Stolberg. Die Hoffnung auf ein besseres Leben war es, die die ersten türkischen Gastarbeiter einst nach Deutschland trieb. Am Montag ist es 50 Jahre her, dass die Bundesrepublik und die Türkei das sogenannte Anwerbeabkommen getroffen haben. 1,1 Millionen Türkinnen und Türken kamen seit 1961 nach NRW.

Als dieses Abkommen unterzeichnet wurde, da war Ahmet Yildiz gerade einmal ein Jahr alt, und keiner in seiner Familie konnte ahnen, dass es einmal das Leben der gesamten Familie Yildiz bestimmen sollte. Das zeichnete sich erst sieben Jahre später ab, als Ahmet Yildiz Vater alleine nach Deutschland ging, um hier ein besseres Leben für die Familie aufzubauen.

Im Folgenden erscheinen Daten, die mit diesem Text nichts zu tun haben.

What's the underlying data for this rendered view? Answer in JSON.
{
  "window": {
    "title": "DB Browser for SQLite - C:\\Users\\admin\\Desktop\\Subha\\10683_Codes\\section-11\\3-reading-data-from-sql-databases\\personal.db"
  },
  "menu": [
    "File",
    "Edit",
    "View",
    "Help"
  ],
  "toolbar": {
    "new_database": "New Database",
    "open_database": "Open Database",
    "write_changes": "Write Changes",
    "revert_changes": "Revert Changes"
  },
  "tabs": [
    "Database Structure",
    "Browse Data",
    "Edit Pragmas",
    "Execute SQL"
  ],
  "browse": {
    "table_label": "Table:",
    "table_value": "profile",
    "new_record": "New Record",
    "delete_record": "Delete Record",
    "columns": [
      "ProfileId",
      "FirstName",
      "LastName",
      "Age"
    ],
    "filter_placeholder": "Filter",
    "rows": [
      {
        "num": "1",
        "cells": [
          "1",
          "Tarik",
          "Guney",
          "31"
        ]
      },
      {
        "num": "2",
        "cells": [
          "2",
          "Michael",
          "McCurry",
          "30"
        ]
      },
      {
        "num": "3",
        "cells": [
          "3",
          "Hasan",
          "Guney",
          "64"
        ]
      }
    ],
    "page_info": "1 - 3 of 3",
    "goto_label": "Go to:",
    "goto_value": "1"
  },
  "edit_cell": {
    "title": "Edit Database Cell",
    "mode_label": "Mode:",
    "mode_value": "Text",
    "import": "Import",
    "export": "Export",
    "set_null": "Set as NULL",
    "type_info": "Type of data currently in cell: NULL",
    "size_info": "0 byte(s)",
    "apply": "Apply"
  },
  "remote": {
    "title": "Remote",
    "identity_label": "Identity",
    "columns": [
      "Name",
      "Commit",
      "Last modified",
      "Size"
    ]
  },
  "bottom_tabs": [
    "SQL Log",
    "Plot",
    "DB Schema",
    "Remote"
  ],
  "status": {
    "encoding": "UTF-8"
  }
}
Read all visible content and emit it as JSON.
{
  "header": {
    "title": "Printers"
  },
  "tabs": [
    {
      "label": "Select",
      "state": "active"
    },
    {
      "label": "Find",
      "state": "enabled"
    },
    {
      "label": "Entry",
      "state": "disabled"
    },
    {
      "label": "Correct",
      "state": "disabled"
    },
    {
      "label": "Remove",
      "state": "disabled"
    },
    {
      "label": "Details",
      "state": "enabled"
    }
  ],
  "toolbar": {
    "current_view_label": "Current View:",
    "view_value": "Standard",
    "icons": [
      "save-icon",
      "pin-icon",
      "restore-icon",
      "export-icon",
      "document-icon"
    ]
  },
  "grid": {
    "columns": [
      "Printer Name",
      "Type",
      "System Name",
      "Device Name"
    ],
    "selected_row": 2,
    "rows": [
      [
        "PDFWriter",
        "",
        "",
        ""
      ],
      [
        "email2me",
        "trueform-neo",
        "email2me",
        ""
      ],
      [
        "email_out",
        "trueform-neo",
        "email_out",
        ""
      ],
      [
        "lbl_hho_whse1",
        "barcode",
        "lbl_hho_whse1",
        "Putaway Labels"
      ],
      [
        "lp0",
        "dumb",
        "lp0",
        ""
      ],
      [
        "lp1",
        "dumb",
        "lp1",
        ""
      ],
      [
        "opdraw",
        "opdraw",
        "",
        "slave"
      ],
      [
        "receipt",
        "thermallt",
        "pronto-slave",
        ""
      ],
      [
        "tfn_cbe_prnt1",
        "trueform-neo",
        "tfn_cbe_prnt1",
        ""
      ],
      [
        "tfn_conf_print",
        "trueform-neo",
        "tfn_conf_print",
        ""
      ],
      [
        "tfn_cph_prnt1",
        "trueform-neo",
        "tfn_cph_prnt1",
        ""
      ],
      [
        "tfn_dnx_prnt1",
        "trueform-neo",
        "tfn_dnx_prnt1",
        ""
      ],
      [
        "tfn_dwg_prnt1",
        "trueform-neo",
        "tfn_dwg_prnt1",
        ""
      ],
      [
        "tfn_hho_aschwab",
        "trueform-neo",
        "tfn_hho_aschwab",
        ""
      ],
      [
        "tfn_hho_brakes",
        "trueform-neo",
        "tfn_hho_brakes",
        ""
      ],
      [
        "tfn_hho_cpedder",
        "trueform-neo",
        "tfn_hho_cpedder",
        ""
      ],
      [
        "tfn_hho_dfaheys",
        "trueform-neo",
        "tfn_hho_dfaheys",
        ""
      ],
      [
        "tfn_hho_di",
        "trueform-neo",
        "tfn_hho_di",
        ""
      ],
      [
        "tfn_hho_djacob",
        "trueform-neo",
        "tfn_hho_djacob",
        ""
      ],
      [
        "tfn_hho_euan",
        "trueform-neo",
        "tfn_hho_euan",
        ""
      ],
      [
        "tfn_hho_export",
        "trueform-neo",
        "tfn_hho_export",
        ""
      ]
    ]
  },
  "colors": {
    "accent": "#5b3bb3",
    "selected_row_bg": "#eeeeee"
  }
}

„Viele gingen damals nach Deutschland, um der Familie ein besseres Leben bieten zu können - alle haben immer nur von Almanya geredet und erzählt, wie luxuriös und reich das Land ist”, sagt der Stolberger. Der damals Achtjährige konnte es kaum erwarten, mit seinen acht Geschwistern und seiner Mutter dem Vater nach Deutschland zu folgen.

Bis Ahmet Yildiz jedoch selbst ein Flugzeug bestieg, um in dem fremden Land zu leben und zu arbeiten, sollten noch einige Jahre ins Land ziehen. „1974 bin ich als 14-Jähriger nach Deutschland gekommen. In der Türkei war ich gerade mit der Schule fertig und wollte jetzt wie mein Vater und mein älterer Bruder in Deutschland arbeiten”, erinnert er sich. Deutschland, so erzählt er, sei für ihn und viele andere junge Türken immer ein Traumland, ein Land der unbegrenzten Möglichkeiten gewesen.

Und als der junge Türke dann auf deutschem Boden aus dem Flugzeug stieg, hat ihn tatsächlich eine ganz andere Welt als die ihm bekannte empfangen. „Ich musste schon staunen. In Alatasköyü, das ist das Dorf, in dem ich aufgewachsen bin, haben wir 1974 gerade erst Strom bekommen - und nun war ich in Deutschland, wo alles so modern war, die Häuser so schön und sogar Blumen in den Vorgärten blühten”, sagt er.

Trotz aller Unterschiede fand sich Ahmet Yildiz schnell zurecht. Und obwohl er zu Beginn kaum ein Wort Deutsch sprach, konnte er schon bald eine Stelle bei dem Unternehmen Prym antreten. Kollegen und sein Bruder halfen ihm, die Sprache zu lernen. Das ist jetzt fast 40 Jahre her. „Seitdem bin ich Stolberger”, sagt er.

Und tatsächlich hat man das Gefühl, dass Ahmet Yildiz wirklich angekommen ist in seinem „Almanya”. Er hat hier geheiratet, ist hier Vater von vier Kindern geworden und hat den Nachwuchs hier großgezogen. Nur eines würde er verändern, wenn er die Macht dazu hätte. „Ich finde es ist eine Schande für Stolberg, dass hier einmal im Jahr die Neonazis durchlaufen”, sagt er und rührt nachdenklich in seiner Tasse Tee.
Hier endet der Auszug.